3 (Trotter) vs 7 (Neeley) Neeley’s team found themselves in an interesting quarters position. Underrated by the initial ranking they ran in to the most overrated team and pulled the non-upset upset. Now they face a tougher match-up. Mickle goes D to match-up on Beau. Farrell on Holt to contain the quick movement gives up a little size. Russell Wallack finds himself without an ideal lane cutter match-up. Sefton is a bit too quick for him but that’s who he draws and he struggles to contain Sefton’s smart and quick movement. At each spot, Neeley’s team is giving up just a little advantage but it adds up to a lot. On O though, Neeley’s team can hang with Trotter’s team. Brodie and Teddy aren’t grind them down defenders and Neeley’s O-line is too smart to give Trotter many chances.
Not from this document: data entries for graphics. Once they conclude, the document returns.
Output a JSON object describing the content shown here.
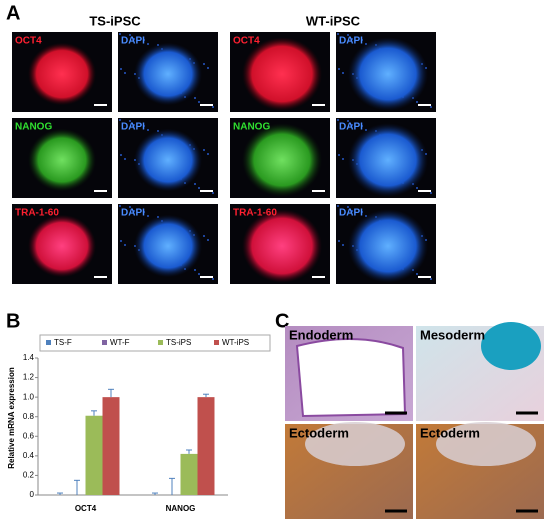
{
  "panel_labels": [
    "A",
    "B",
    "C"
  ],
  "panel_a": {
    "groups": [
      {
        "title": "TS-iPSC",
        "tiles": [
          [
            "OCT4",
            "DAPI"
          ],
          [
            "NANOG",
            "DAPI"
          ],
          [
            "TRA-1-60",
            "DAPI"
          ]
        ]
      },
      {
        "title": "WT-iPSC",
        "tiles": [
          [
            "OCT4",
            "DAPI"
          ],
          [
            "NANOG",
            "DAPI"
          ],
          [
            "TRA-1-60",
            "DAPI"
          ]
        ]
      }
    ]
  },
  "chart_data": {
    "type": "bar",
    "y_label": "Relative mRNA expression",
    "categories": [
      "OCT4",
      "NANOG"
    ],
    "series": [
      {
        "name": "TS-F",
        "color": "#4f81bd",
        "values": [
          0,
          0
        ],
        "errors": [
          0.02,
          0.02
        ]
      },
      {
        "name": "WT-F",
        "color": "#8064a2",
        "values": [
          0,
          0
        ],
        "errors": [
          0.15,
          0.17
        ]
      },
      {
        "name": "TS-iPS",
        "color": "#9bbb59",
        "values": [
          0.81,
          0.42
        ],
        "errors": [
          0.05,
          0.04
        ]
      },
      {
        "name": "WT-iPS",
        "color": "#c0504d",
        "values": [
          1,
          1
        ],
        "errors": [
          0.08,
          0.03
        ]
      }
    ],
    "ylim": [
      0,
      1.4
    ],
    "yticks": [
      0,
      0.2,
      0.4,
      0.6,
      0.8,
      {
        "value": 1,
        "label": "1.0"
      },
      1.2,
      1.4
    ],
    "legend": "top"
  },
  "panel_c": {
    "tiles": [
      "Endoderm",
      "Mesoderm",
      "Ectoderm",
      "Ectoderm"
    ]
  }
}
This one’s another classic but Trotter pulls it out 16-14 on the back of his superior offensive line where Beau makes every other match-up tougher.
While not the top two seeds, the first two pickers end up in the finals. Trotter does it on the back of the talent of Beau and some great leadership and team play while Jones/Smith do it with their depth and their D-line. What worked for Trotter isn’t going to have the same success in the finals though. Beau still has an advantage in his matchup with Snieder, but beyond that the Jones/Smith D-line is too tough. The top seed earns the crown with a 15-13 victory over the 3 seed Trotter.